Hi Scribes Fanatics —welcome our guest today, the incredibly talented, Corrina Lawson!!
From Prose to Comics:
I’ve been addicted to reading comics since before I could understand words. My very first authorial ambition, when I was five years old, was to write comics.
But that seemed to be a pipe dream to a girl from a small Vermont town. Instead I became a journalist (thanks, Lois Lane!) and eventually, a fiction writer. I never lost my love for comics, however, and one of my main pleasures on the internet is hanging out on comic book boards.
That led to two things I never expected. The first was that my fellow comic book board writers asked me to write a script for a comic, which led to (so far) limited career as a comic book writer. Second, writing the comic scripts made me a better prose writer. That’s the important part to all the writers reading. J I learned three main lessons by switching gears from prose to comics.
Lesson #1: Put People in Space
My first drafts are invariably tons of dialogue and banter. Setting is hard for me. I hear the voices before I see what is around my characters. My second drafts mainly consist of filling up that white space and making it relevant to what is happening in the discussions or action.
Comic scripts demand a clear setting right from the start. It’s not enough to say a young girl is in a bedroom, surrounded by some scientists. I have to fill in all details. I have to say “Beth is about eight years old, she’s in a bedroom stuff with dolls, toys and a overly girly bed and she’s hugging her stuffed bunny close to her. She’s scared and she’s surrounded by men in lab coats.”
That’s a clear visual image and absolutely necessary for the artist to draw the story. In this case, my fabulous artist, Cassandra James, added in pigtails for my little heroine.
And yet if I’d written the story in prose, I would have focused more on the people talking than what was in the background. I probably wouldn’t have known about her stuffed bunny, which is so key to the tale. And I definitely wouldn’t have thought about what the bed looked like.
Lesson #2: Dialogue
I LOVE banter. I could write it all day. And I could bore you with it all day too. Oops. I like the rhythm of the back-and-forth between people, to the point where it goes on far too long. Know what happens when you write a scene with lots of a dialogue in a comic script?
Your editor says “um, hello, we cannot have all these people talking in a scene! The letterer will kill me.”
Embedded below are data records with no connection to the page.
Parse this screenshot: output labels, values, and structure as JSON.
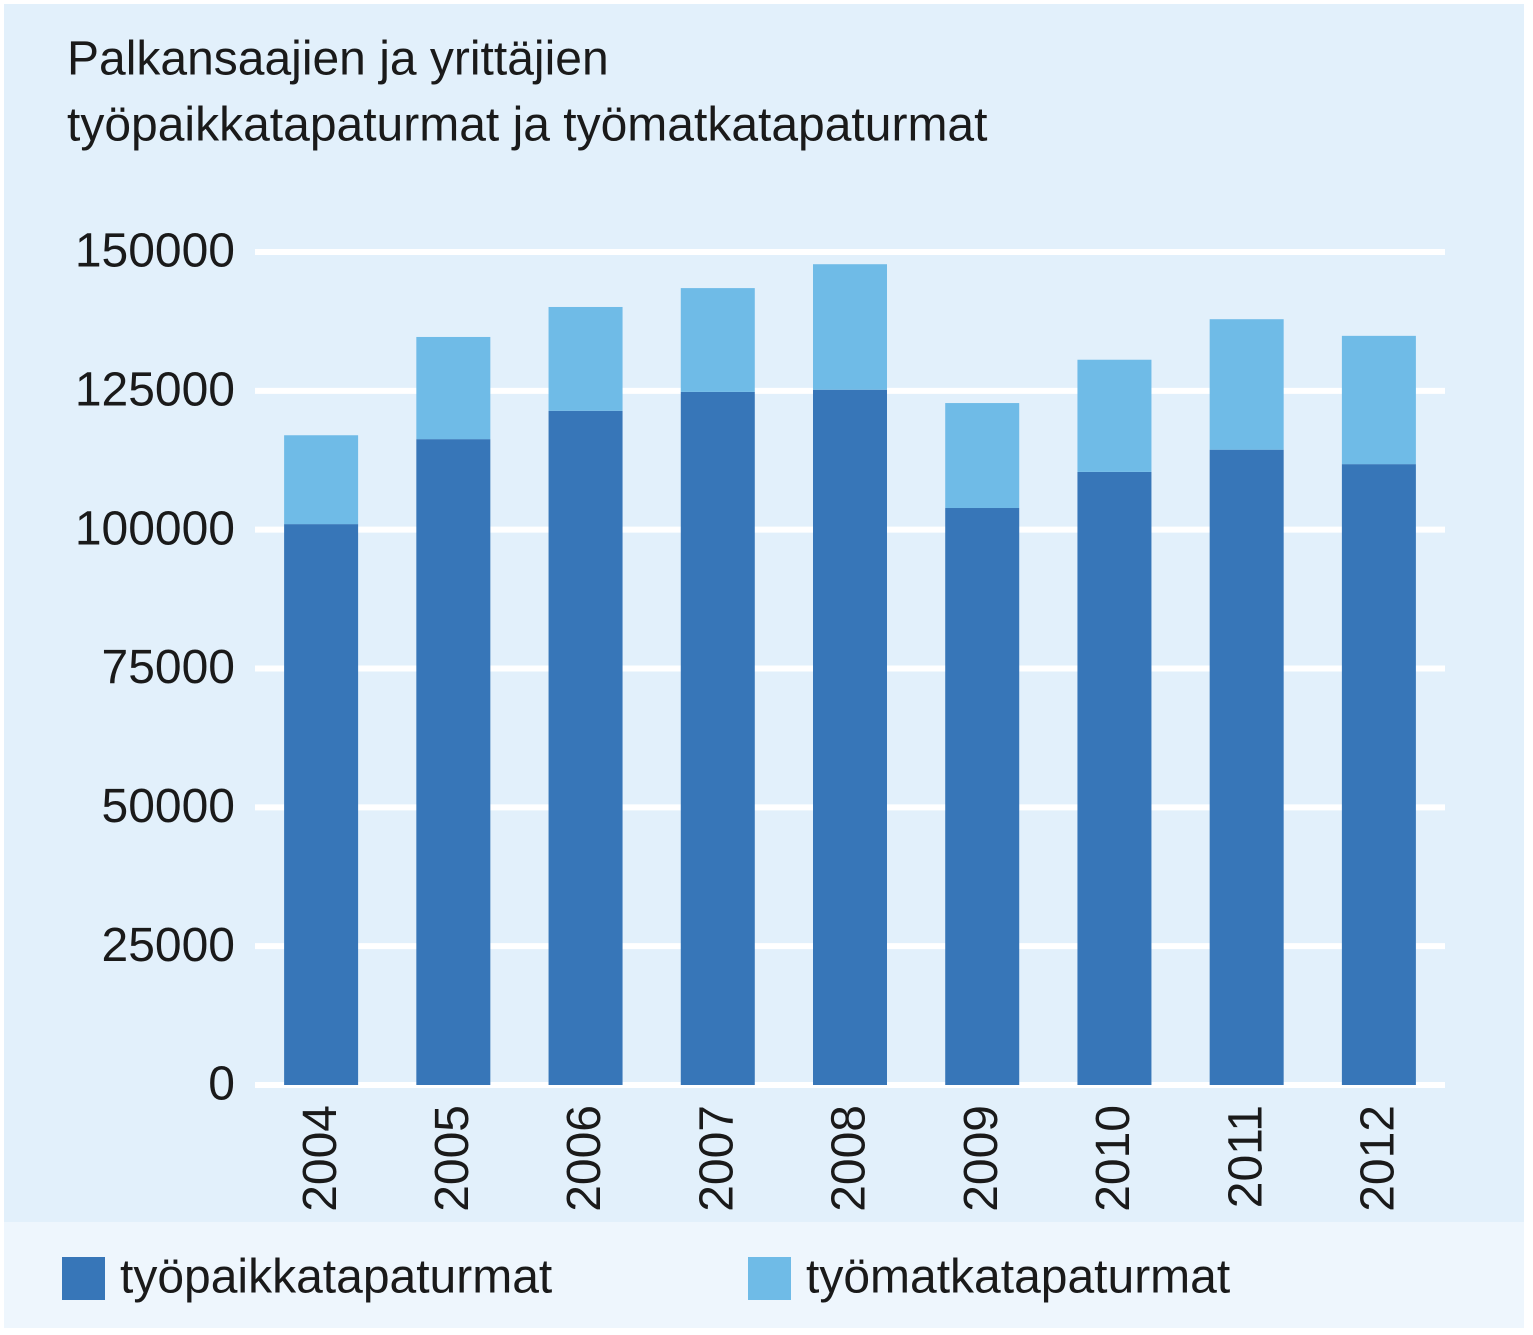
{
  "chart_data": {
    "type": "stacked_bar",
    "title": [
      "Palkansaajien ja yrittäjien",
      "työpaikkatapaturmat ja työmatkatapaturmat"
    ],
    "categories": [
      "2004",
      "2005",
      "2006",
      "2007",
      "2008",
      "2009",
      "2010",
      "2011",
      "2012"
    ],
    "series": [
      {
        "name": "työpaikkatapaturmat",
        "color": "#3776b8",
        "values": [
          101000,
          116300,
          121400,
          124800,
          125200,
          103900,
          110400,
          114400,
          111800
        ]
      },
      {
        "name": "työmatkatapaturmat",
        "color": "#6fbbe7",
        "values": [
          16000,
          18400,
          18700,
          18700,
          22600,
          18900,
          20200,
          23500,
          23100
        ]
      }
    ],
    "ylim": [
      0,
      150000
    ],
    "yticks": [
      0,
      25000,
      50000,
      75000,
      100000,
      125000,
      150000
    ],
    "grid": true
  }
}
My editor was talking about a scene set in a bar for my erotica comic script. (No, no, no sex in the bar! My heroine is with her friends, waiting for a booty call. Jeez, people. Bars are no good for sex. Too many sticky surfaces.) The scene the editor made me change has the heroine in a booth with a bunch of her friends from work, teasing and laughing with each other. I initially gave them all dialogue. And that’s when I received the note from my editor.
Keeping it focused is a valuable lesson for prose, almost like keeping a tweet to 140 characters. There is little room for long banter in a comic. It overshadows the action and movement. And that can happen to me in prose as well.
Lesson #3: Blocking
Fight scenes are hard because all the action has to be described and make sense. It’s the same with sex scenes. The writer has to be very aware of where hands and arms and various equipment might be in the scene, lest someone can develop three arms or someone similarly amusing rather than sexy.
In a comic panel, the specific movements of all those involved have to be described exactly. In the case of the panel from Beth’s story, I had to include in the script that she was huddled on the bed. I had to include how the white coats loomed over her, and what he stuffed bunny looked like.
In the sex scenes for the erotica script, I had to describe exactly how many clothes were off (or still on!) for each of the two participants, how they were positioned relative to each other, and where they were in the room. (You know, against the wall, on the couch, on the bed…etc, etc….)
I have no shame writing sex scenes in prose. But it was weird, somehow, to describe the sex to an artist for a script. I blushed when writing it. But doing so gave me a much more detailed image of what was happening on the page.
What did I learn overall?
Writing a comic script helped give me a far clearer visual of what was happening in my prose books and helped me trim dialogue so that every single word uttered mattered. Now, when I get stuck on an action scene or even a sex scene, I swap my brain back to what a comic script of that particular scene might be like and it breaks the writer logjam.
There is one other final benefit: the overwhelming feeling of euphoria when seeing the finished comic pages. The pages arrived via email from my artist and editor and when I opened them, I stared with my mouth hanging open. To see something that came from my imagination transformed into something so amazing was magic. Tears came to my eyes.
It was one of the best feelings of my career. And now I can’t stop writing them. So here I am, four decades after my very first ambition to write comics and I’m finally doing it.